Pero si la periodización lleva a emplear la palabra milenio - “fin de milenio” - la mayor amplitud del área temporal implicada, anuncia desde ya un propósito de tomar la historia a partir de grandes frescos y referencias. En este gesto, se podrá entonces aludir a grandes mutaciones regresivas, como pestes terroríficas, ominosas enfermedades desconocidas, plagas, pandemias y calamidades capaces de redefinir el concepto de vida, de cuerpo y de vínculo humano. Al mismo tiempo, el sabor milenarista de la expresión pone la cifra del tiempo a la altura de las grandes religiones, con su pensamientos en ritmo de peste, catástrofe y reparación. Porque cuando se pronuncia la expresión milenarismo, se evocan conocimientos que implican enigmáticas revelaciones, anuncios desesperados y al mismo tiempo brotes aleatorios de esperanza. Y todos estos serpenteos van desde la redención de los dones comunitarios al colapso universal de la vida, desde el derrumbe y la inseguridad generalizada al llamado regenerador del espíritu - profetismos y cosmologías mediante -, desde la desaparición de las naciones como “promesa arruinada” de equidad mundial a la visión del hombre como homo globaris acuñado con un único patrón burocrático de pseudo-destrezas, deseos y necesidades. Así se conjugan las quiméricas ciencias basadas en metáforas biotecnológicas con los arcaísmos más resistentes del espíritu apocalíptico.
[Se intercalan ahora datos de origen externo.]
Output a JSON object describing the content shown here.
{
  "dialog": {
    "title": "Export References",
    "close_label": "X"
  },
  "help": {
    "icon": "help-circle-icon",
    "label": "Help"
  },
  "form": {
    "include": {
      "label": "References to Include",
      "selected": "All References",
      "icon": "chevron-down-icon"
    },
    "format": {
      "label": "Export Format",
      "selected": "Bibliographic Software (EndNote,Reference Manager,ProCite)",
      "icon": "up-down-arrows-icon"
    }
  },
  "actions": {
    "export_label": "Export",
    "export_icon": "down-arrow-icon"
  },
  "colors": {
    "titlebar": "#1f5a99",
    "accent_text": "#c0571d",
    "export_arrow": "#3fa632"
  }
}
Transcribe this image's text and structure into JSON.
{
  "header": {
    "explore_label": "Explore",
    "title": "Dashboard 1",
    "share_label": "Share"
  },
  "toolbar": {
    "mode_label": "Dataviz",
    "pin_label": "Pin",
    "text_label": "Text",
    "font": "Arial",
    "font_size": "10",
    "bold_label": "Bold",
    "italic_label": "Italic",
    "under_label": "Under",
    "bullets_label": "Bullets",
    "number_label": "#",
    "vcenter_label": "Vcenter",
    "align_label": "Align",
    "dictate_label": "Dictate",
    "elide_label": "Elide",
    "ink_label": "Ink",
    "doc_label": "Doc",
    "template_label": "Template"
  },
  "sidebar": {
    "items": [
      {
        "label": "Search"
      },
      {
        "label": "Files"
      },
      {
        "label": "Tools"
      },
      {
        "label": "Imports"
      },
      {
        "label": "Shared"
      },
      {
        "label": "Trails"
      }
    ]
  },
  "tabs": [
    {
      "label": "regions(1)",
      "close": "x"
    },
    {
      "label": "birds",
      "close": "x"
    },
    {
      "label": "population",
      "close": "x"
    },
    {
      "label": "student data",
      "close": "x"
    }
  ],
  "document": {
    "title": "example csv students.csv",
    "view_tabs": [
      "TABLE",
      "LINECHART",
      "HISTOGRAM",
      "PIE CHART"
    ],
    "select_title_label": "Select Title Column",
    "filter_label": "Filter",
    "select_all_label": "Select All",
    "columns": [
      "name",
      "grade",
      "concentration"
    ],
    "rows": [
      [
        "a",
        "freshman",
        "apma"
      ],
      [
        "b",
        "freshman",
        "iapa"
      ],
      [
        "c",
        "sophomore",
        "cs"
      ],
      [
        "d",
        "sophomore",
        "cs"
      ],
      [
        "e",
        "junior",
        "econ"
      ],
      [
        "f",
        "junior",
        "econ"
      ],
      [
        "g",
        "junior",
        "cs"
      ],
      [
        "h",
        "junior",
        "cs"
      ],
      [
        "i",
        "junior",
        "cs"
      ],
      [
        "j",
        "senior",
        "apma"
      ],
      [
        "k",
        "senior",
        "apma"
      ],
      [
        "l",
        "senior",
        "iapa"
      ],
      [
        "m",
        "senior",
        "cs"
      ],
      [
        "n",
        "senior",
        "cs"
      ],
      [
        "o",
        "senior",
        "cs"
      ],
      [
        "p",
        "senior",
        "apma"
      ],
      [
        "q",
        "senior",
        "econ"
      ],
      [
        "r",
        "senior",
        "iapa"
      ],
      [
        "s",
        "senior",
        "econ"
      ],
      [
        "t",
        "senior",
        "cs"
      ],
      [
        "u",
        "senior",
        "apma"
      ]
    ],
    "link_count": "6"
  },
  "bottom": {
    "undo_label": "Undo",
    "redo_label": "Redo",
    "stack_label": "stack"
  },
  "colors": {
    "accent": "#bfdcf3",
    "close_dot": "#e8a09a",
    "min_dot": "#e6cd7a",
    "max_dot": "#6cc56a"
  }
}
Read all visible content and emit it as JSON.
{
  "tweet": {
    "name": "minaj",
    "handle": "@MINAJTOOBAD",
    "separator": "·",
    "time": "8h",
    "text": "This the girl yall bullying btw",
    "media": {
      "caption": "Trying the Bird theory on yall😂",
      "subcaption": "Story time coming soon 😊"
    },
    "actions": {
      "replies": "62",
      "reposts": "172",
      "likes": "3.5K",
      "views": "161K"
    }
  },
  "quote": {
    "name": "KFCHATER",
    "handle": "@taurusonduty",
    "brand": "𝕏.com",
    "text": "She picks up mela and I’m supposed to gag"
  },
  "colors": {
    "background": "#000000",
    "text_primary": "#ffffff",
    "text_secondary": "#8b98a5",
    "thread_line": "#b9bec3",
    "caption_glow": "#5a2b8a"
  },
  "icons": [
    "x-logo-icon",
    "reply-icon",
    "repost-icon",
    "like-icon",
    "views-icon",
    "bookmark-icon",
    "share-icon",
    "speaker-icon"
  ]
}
Poner una estaca en un terreno, situar en una cadena temporal alguna señal que la corte en grandes ciclos, implica una forma esencial y duradera del pensamiento colectivo. De allí suelen surgir los temperamentos religiosos o políticos, los estilos sibilinos o filantrópicos. Cuando decimos fin de siglo o fin de milenio, cualquiera sea la idea del tiempo aludida - o una aproximación al final de las cosas o un encrespado eterno retorno - es el tiempo como fantasía que se presenta ante nosotros. Esa fantasía revela una vez más que el tiempo - sinónimo de miedo, de muerte y de melancolía, pero también de epifanía - siempre saca de sus pliegos un rostro amenazante y otro festivo. No de otra cosa hablamos cuando pronunciamos en nuestras palabras cotidianas, con singular insistencia, los conceptos de fin de siglo y de fin del milenio. Vamos de un lado a otro de estos viejos evangelios de la esperanza y de la devastación.